Asian Spring Rolls

I intended to use ground chicken for the spring rolls but all I could find at the store was ground turkey so, here we go.  I suppose this could be an opening act for a Thanksgiving dinner or maybe an appetizer served during a football game.  It’s also a good way to use leftover turkey after Thanksgiving. 

Make sure to use spring roll wrappers, not egg roll wrappers. Spring roll wrappers are more dense and they are thinner than egg roll wrappers.

Ingredients:

1 Tbs soy sauce

1 green onion, chopped

1 garlic clove, smashed

1 tsp rice wine vinegar

1/4 tsp ground black pepper

1 tsp cornstarch

1 lb ground turkey

2 Tbs cooking oil divided

2 cloves garlic, finely minced

1 tsp fresh ginger, grated

1-2 stalks green onion, chopped

1/2 head of cabbage, about 8 ounces, shredded

2 carrots julienne cut

2 Tbs oyster sauce

50 frozen spring roll wrappers, defrosted

2 cups cooking oil

Cornstarch Slurry:

    1 Tbs cornstarch

    1/4 cup water

Dipping sauce:

1/2 tsp sesame oil

3 Tbs soy sauce

1 tsp Hoisin sauce

1 tsp Garlic Chili Paste

Instructions:

Prepare the Filling:

In a large bowl, combine the soy sauce, green onion, garlic, vinegar, pepper and cornstarch.  Add the ground turkey and mix well.  Marinate for at least 10 minutes.

Chop, mince and grate the various stir-fry vegetables. 

Heat a wok over high heat.  When hot, add 1 tablespoon of cooking oil. Add the turkey and stir-fry until browned.  Remove the browned turkey and set aside in a bowl.

Turn the heat down to medium.  Add a tablespoon of cooking oil.   Add the green onion, garlic and ginger and stir-fry for 30 seconds.  Add the carrots and cabbage.  Stir well and turn the heat up to medium-high.   Stir fry the vegetables for 2 minutes, or until the carrots have softened.  

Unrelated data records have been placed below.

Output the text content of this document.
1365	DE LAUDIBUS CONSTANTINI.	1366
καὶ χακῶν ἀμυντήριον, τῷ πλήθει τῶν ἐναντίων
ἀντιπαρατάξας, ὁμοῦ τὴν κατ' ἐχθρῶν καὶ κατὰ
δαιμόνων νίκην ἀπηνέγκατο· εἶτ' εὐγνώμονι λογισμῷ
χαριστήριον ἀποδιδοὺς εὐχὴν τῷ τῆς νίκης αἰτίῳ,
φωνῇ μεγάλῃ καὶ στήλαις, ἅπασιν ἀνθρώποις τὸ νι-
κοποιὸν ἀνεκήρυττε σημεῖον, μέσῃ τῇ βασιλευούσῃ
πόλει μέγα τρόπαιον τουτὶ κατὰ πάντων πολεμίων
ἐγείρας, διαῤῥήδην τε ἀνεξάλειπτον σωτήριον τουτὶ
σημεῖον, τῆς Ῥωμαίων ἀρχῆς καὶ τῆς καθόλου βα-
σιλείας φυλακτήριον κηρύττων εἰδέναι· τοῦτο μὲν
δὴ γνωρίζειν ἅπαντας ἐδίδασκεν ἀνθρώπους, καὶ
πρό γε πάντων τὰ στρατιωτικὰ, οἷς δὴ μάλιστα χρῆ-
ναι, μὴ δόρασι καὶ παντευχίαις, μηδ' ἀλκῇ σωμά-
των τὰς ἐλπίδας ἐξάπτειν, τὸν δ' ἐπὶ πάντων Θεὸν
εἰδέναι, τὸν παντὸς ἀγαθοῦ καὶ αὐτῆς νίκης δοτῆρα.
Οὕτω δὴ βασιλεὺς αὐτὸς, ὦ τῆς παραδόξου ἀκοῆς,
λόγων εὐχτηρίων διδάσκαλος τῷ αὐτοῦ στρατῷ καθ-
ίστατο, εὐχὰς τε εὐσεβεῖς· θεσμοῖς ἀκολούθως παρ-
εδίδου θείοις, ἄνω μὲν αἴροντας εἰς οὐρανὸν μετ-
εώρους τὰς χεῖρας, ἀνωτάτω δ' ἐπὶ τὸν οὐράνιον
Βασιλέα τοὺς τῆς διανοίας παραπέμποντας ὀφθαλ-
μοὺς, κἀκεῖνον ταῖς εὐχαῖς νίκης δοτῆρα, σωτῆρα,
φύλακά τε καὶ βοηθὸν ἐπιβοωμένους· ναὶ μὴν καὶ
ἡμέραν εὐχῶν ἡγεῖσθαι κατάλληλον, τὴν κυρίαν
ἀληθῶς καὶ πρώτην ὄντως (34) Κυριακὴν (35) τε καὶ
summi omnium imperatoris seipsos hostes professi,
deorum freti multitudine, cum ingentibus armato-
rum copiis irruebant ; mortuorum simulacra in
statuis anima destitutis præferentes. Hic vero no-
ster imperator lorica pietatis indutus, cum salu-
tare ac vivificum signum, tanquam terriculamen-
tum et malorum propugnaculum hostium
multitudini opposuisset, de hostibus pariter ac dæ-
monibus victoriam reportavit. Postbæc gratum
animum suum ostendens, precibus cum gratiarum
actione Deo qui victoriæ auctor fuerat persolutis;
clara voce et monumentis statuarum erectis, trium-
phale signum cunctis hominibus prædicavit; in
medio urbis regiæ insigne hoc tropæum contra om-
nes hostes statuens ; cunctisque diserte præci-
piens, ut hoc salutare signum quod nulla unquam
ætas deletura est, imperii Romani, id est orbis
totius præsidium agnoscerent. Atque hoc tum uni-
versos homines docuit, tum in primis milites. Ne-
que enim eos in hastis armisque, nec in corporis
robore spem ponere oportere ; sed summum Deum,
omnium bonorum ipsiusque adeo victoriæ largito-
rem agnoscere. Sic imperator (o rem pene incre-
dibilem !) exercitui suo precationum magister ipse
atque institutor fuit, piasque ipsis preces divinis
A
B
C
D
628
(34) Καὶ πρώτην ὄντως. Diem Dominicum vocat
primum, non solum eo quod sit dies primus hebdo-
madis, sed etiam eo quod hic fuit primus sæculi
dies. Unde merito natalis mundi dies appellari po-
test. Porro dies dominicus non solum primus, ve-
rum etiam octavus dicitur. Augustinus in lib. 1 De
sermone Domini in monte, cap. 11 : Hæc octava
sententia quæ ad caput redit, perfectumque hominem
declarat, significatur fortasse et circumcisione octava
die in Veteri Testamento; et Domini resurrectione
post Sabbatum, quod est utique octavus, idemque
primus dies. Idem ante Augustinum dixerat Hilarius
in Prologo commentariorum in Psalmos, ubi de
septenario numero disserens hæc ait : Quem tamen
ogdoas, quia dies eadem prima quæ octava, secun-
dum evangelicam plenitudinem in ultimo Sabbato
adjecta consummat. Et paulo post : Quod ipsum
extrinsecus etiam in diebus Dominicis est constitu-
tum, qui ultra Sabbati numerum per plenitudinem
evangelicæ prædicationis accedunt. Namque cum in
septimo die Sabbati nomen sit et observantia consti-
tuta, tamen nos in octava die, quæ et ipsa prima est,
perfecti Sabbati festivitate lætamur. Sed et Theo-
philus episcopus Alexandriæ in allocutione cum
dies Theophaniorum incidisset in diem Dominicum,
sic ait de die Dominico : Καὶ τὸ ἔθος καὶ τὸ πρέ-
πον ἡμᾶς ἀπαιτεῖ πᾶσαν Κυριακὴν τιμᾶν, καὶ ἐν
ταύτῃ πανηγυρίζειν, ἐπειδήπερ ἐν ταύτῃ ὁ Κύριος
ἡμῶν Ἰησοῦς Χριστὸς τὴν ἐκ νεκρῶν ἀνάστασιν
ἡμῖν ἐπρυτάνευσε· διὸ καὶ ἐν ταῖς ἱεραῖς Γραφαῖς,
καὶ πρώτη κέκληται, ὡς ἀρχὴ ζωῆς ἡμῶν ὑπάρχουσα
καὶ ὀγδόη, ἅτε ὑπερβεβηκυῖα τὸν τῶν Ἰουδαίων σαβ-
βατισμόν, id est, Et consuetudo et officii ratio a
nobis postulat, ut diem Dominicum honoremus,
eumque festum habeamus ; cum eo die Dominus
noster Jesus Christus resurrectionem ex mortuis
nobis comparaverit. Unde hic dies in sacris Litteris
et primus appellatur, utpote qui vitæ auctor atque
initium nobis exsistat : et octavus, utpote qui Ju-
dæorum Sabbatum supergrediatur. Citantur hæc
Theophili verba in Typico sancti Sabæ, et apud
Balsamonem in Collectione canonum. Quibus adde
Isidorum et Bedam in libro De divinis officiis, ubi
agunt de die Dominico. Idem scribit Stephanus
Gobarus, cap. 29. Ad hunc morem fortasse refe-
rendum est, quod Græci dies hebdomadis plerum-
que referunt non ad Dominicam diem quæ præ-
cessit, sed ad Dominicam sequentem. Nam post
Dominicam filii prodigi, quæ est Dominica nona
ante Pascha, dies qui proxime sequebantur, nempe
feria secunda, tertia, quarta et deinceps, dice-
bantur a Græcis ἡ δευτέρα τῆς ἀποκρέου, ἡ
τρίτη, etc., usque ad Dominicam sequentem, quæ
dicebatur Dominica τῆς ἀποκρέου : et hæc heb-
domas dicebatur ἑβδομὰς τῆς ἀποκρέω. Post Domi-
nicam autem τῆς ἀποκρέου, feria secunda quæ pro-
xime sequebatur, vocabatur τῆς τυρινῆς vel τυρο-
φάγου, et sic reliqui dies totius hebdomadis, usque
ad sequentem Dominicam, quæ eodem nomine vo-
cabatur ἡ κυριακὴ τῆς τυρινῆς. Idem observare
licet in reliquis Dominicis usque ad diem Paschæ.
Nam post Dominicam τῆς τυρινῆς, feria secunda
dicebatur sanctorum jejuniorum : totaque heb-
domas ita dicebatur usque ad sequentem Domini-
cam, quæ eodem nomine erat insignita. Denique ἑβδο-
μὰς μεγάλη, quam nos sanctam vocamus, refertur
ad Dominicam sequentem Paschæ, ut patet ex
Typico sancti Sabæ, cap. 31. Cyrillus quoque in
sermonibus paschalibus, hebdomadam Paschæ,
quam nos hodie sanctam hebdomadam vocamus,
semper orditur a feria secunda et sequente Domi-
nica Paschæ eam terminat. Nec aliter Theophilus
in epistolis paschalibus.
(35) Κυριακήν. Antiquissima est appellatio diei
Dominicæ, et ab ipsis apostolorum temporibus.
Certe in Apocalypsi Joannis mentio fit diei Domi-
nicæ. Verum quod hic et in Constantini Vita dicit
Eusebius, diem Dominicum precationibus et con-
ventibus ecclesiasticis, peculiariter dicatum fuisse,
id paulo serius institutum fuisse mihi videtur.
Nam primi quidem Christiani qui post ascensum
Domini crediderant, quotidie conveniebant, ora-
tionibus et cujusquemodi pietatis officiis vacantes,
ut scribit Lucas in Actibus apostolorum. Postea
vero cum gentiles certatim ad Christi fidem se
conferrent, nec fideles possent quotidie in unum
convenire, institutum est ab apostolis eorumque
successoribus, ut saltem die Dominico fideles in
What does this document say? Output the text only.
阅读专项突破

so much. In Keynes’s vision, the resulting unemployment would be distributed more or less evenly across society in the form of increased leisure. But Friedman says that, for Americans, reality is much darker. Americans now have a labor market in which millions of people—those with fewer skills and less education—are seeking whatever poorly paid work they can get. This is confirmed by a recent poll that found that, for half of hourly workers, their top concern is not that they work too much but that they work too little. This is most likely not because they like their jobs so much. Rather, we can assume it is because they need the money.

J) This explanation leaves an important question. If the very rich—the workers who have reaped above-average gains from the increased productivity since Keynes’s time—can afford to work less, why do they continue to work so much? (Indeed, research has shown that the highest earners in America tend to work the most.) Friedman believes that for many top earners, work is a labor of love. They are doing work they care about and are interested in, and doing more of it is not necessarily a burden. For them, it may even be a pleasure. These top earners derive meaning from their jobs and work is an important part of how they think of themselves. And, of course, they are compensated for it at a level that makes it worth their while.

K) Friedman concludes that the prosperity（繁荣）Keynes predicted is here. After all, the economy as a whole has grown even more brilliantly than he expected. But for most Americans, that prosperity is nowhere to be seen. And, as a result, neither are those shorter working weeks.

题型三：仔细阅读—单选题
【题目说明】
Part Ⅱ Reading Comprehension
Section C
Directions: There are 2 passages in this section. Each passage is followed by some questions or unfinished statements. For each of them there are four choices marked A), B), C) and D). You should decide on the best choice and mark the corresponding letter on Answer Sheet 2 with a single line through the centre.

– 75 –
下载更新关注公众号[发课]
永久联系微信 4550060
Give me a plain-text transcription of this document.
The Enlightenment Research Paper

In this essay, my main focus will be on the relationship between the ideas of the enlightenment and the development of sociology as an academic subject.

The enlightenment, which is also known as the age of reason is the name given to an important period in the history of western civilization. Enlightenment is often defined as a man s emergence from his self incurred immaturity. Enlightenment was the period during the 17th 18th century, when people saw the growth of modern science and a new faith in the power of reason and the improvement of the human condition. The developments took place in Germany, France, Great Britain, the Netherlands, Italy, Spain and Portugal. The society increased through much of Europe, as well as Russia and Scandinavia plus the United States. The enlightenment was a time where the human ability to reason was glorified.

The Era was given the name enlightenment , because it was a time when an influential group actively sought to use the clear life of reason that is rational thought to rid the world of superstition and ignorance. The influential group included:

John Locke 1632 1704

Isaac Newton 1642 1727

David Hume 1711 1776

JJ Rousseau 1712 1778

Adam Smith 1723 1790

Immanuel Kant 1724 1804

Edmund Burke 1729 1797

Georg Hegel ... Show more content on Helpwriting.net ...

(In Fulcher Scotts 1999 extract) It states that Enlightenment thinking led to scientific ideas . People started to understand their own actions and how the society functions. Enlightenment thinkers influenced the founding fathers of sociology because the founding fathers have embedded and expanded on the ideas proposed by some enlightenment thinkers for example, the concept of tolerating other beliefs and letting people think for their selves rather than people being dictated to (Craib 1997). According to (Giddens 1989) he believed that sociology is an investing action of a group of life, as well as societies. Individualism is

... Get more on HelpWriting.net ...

Return the cooked turkey back to the wok and stir.  Add the oyster sauce and toss to coat. Turn the mixture out to a strainer and let liquids drain.   Wet ingredients don’t make good spring rolls!

Wrapping Spring Rolls:

Make a cornstarch slurry with cornstarch and water.  Open the spring roll wrapper package, peel the wrappers apart from each other and cover them with a moistened paper towel. 

Lay a wrapper on a clean surface.  Position the wrapper with a corner facing toward you .  Add about 1 tablespoon of filling to the bottom point of the wrapper.  Fold the left and right sides in toward the middle (the wrapper should look like an envelope). Starting from the bottom of the wrapper, roll upward and apply pressure with your fingers to prevent air pockets.  Dip a finger in the cornstarch slurry and paint the top corner of the wrapper.  Finish wrapping and secure the wrap by gently pressing along the seam.  Stage finished spring rolls on parchment paper, or wax paper and keep them covered with a damp paper towel.

Frying Spring Rolls

Add about 2 cups of oil to a wok and turn the heat to high.  The depth of the oil should be about 2 inches.  Once the oil is hot, carefully slide spring rolls into the oil, one at a time.  I fried about 8 spring rolls at a time, to avoid overcrowding. 

Turn the egg rolls over while the fry.  When they are golden brown and crispy, remove to a paper towel lined plate and keep warm.

Mix the dipping sauce ingredients together in a small bowl.

Arrange the spring rolls on a serving platter and place the dipping sauce in the middle of the platter.